The survivors who reached Edinburgh included a nephew of the Duke of Medina Sidonia who was particularly welcomed by the earls of Huntly and Bothwell and Lord Seton. Others had to beg. A merchant in Leith whose ships and son were detained by the Spanish Inquisition was allowed by James VI to use three or four Spanish captains as hostages to get his son and goods returned. The merchant was threatened by others not to harm the captains, an incident which demonstrated to Ashby that the Scottish people were not as obedient to their sovereign as the English. By March 1589 Ashby thought it best the Spanish sailors were given free passage from Scotland, since their presence could be an aid to the pro-Spanish and pro-Catholic party in Scotland. He hoped a ship from Newcastle or Berwick upon Tweed could pick up some of Spanish captains.

On 1 June 1589 the veteran sailor George Beeston arrived in the Forth on the Vanguard followed by Edward Croft in the Tiger with the Achates. On 5 June some of the English crewmen came ashore into Edinburgh to shop and sightsee. Three got in a fight in a tavern, one was stabbed, and then as they returned their ship they were attacked by a group of Spanish sailors, and one was killed. Ashby and Beeston had an audience with James VI seeking an enquiry and justice. James VI gave jewels and rewards to Beeston and his officers.

Asbhy seems to have got on well with another diplomat from Navarre, François de Civille. Civille hoped they would keep up a correspondence. He also wanted Ashby to look after and send to England some horses he had acquired.

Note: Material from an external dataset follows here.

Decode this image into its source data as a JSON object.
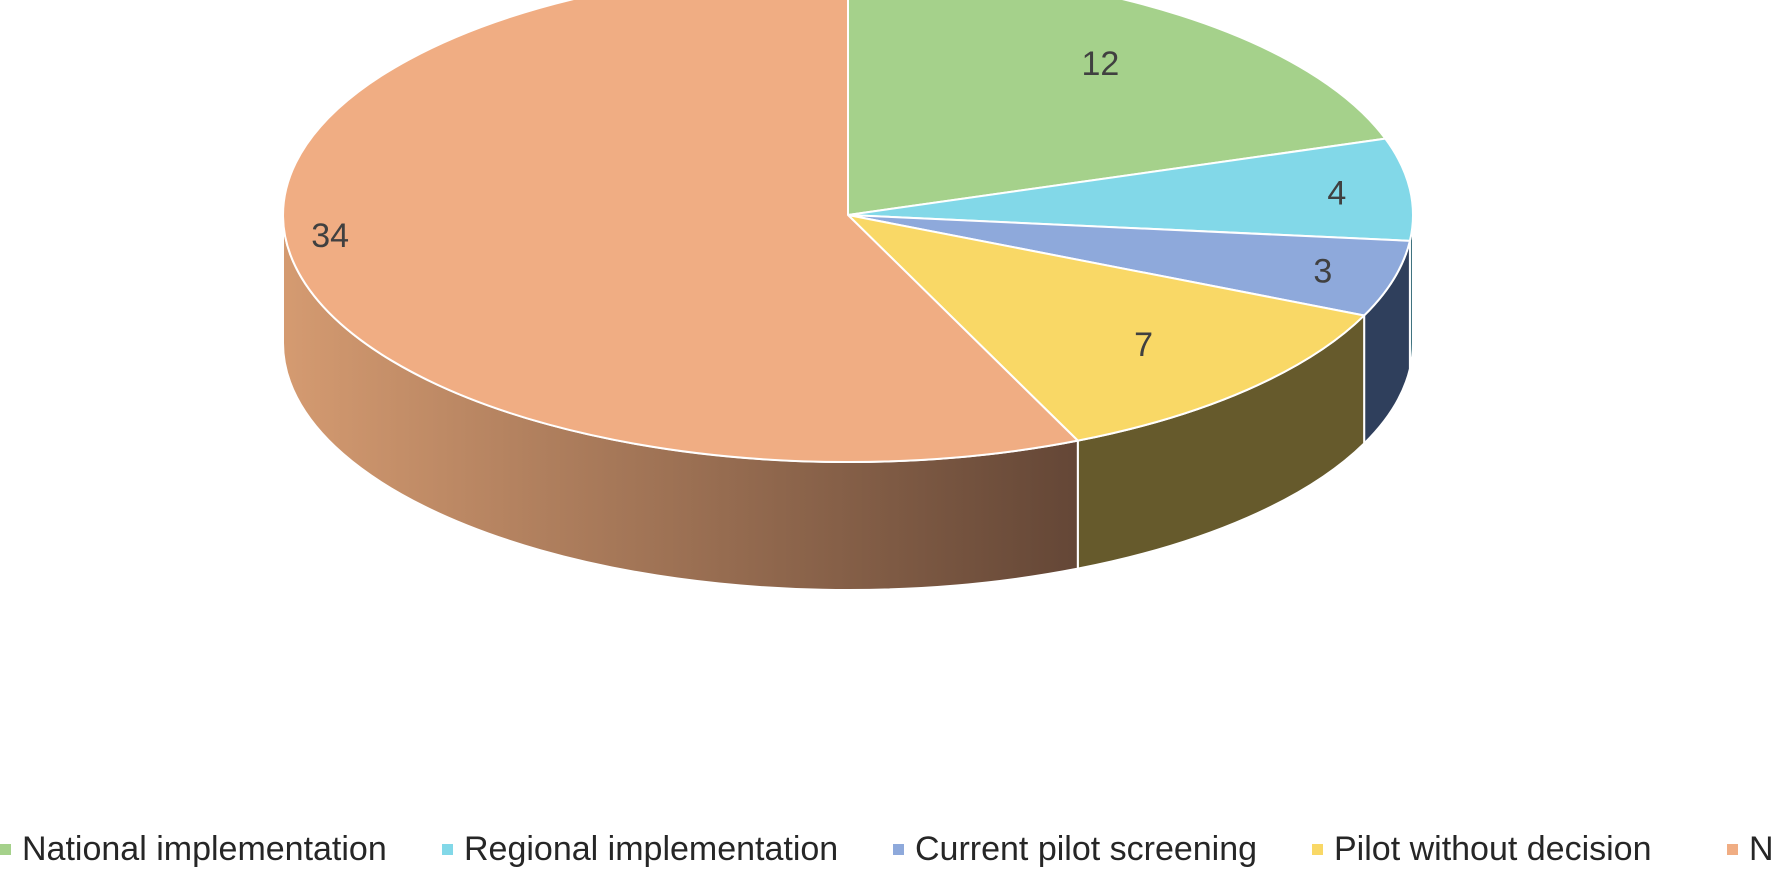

===Royal marriage and contrary winds===
On 28 August 1589 Maitland of Thirlestane informed Ashby that the marriage negotiations with Denmark were successfully concluded. Ashby was instructed to show English support for the royal wedding. He understood that James VI had no money to refurbish his palaces, and so advised Walsingham that now would be a good time for Elizabeth to send James money and gain his gratitude for only a little outlay. On 1 September, expecting Anne's arrival he wrote to Henry, Lord Scrope at Carlisle, asking him to gather food gifts for the wedding. On 8 September 1589 Ashby noted that James VI was waiting for his queen at Seton Palace.

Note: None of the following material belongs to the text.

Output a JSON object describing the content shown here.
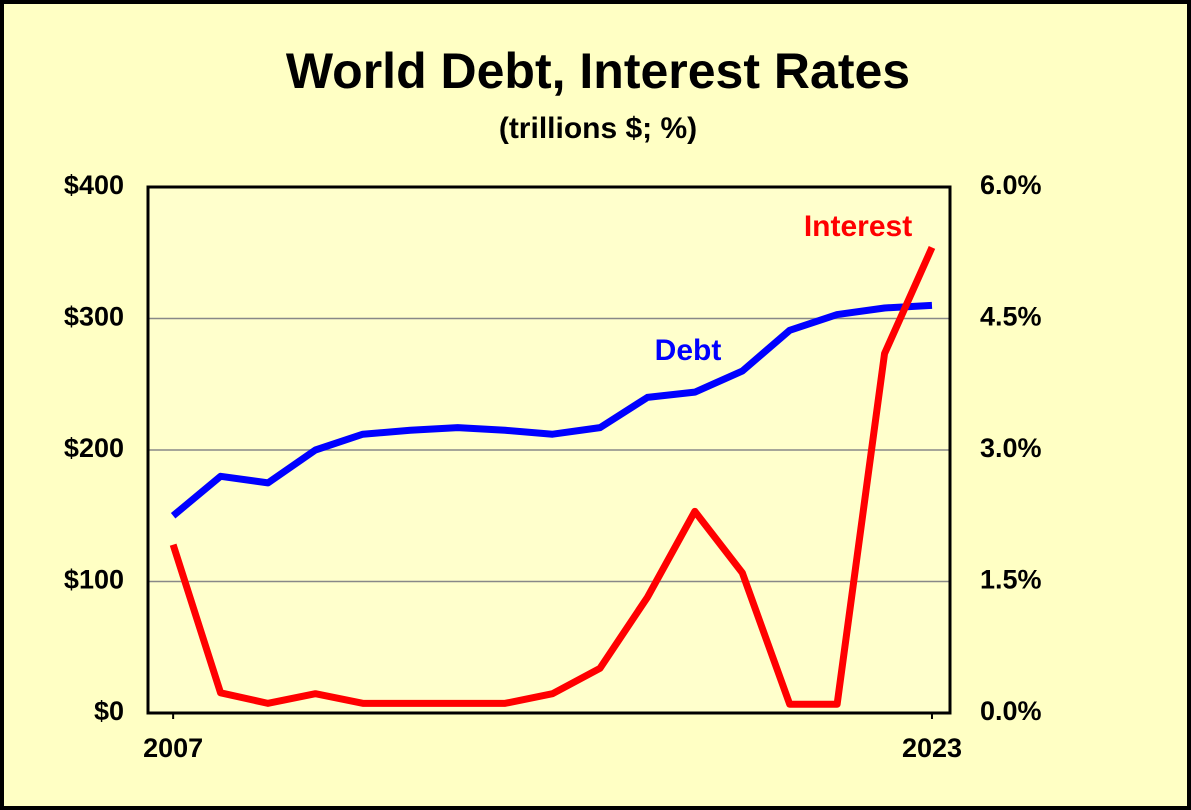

Ashby recorded the drowning of Jane Kennedy by a storm on the Forth. He described James VI at Craigmillar Castle on 8 October 1589, still waiting in vain for Anne of Denmark as "retired, and as a kind lover spends the time in sighing till he hears of the return of Colonel Stewart". On 10 October Steen Bille and Andrew Sinclair arrived with a letter from Anne of Denmark, and Ashby learned the contents, that she had been delayed five times by storms and would stay over winter in Norway.

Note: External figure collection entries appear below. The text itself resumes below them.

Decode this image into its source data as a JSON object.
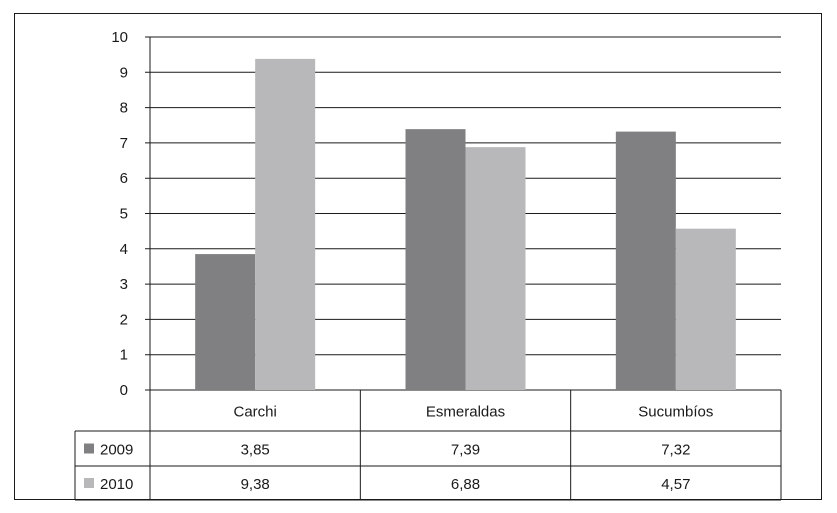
{
  "chart_data": {
    "type": "bar",
    "title": "",
    "xlabel": "",
    "ylabel": "",
    "categories": [
      "Carchi",
      "Esmeraldas",
      "Sucumbíos"
    ],
    "series": [
      {
        "name": "2009",
        "values": [
          3.85,
          7.39,
          7.32
        ],
        "value_labels": [
          "3,85",
          "7,39",
          "7,32"
        ],
        "color": "#808083"
      },
      {
        "name": "2010",
        "values": [
          9.38,
          6.88,
          4.57
        ],
        "value_labels": [
          "9,38",
          "6,88",
          "4,57"
        ],
        "color": "#b8b8ba"
      }
    ],
    "ylim": [
      0,
      10
    ],
    "yticks": [
      0,
      1,
      2,
      3,
      4,
      5,
      6,
      7,
      8,
      9,
      10
    ],
    "grid": true,
    "legend": "data-table-left"
  }
}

Ashby's letters and Scottish newsletters describing these maritime incidents and "contrary winds" (echoing the phrase vents contraires in Anna of Denmark's own letter to James VI), and an allusion in a letter of November to a "shipwreck" and "enchantments" that raised a tempest, may have contributed to feelings of apprehension about the adverse weather later expressed in witchcraft trials in Denmark and Scotland in 1591. The "shipwreck" letter appears to refer to the affairs and intrigues of Thomas Fowler rather than directly to the royal sea crossing.

On 15 October Ashby reported that the Earl of Bothwell, who was Admiral of Scotland, would have set sail to fetch the queen from Norway but was ill, and it was rumoured James VI would make the trip. On 21 October he wrote to James VI expressing his fears that the king would take the risk of sailing more like "a passionate lover than a circumspect prince", and counselling patience, since nothing James VI did would "bring hither that young princess the sooner."

At the end of October 1589 Thomas Fowler wrote a long letter to Cecil complaining about Ashby. Fowler claimed to have helped build Ashby's connections, confidence, and influence at the Scottish court, but another English resident, Richard Wigmore, had influenced Ashby against him. He understood that Ashby had spoken against him to the king and to the Earl of Bothwell, and that his enemies were intercepting his letters. Wigmore, according to Fowler, guided Ashby like a child. Asheby's own letters show that he was building an alliance with Bothwell at this time.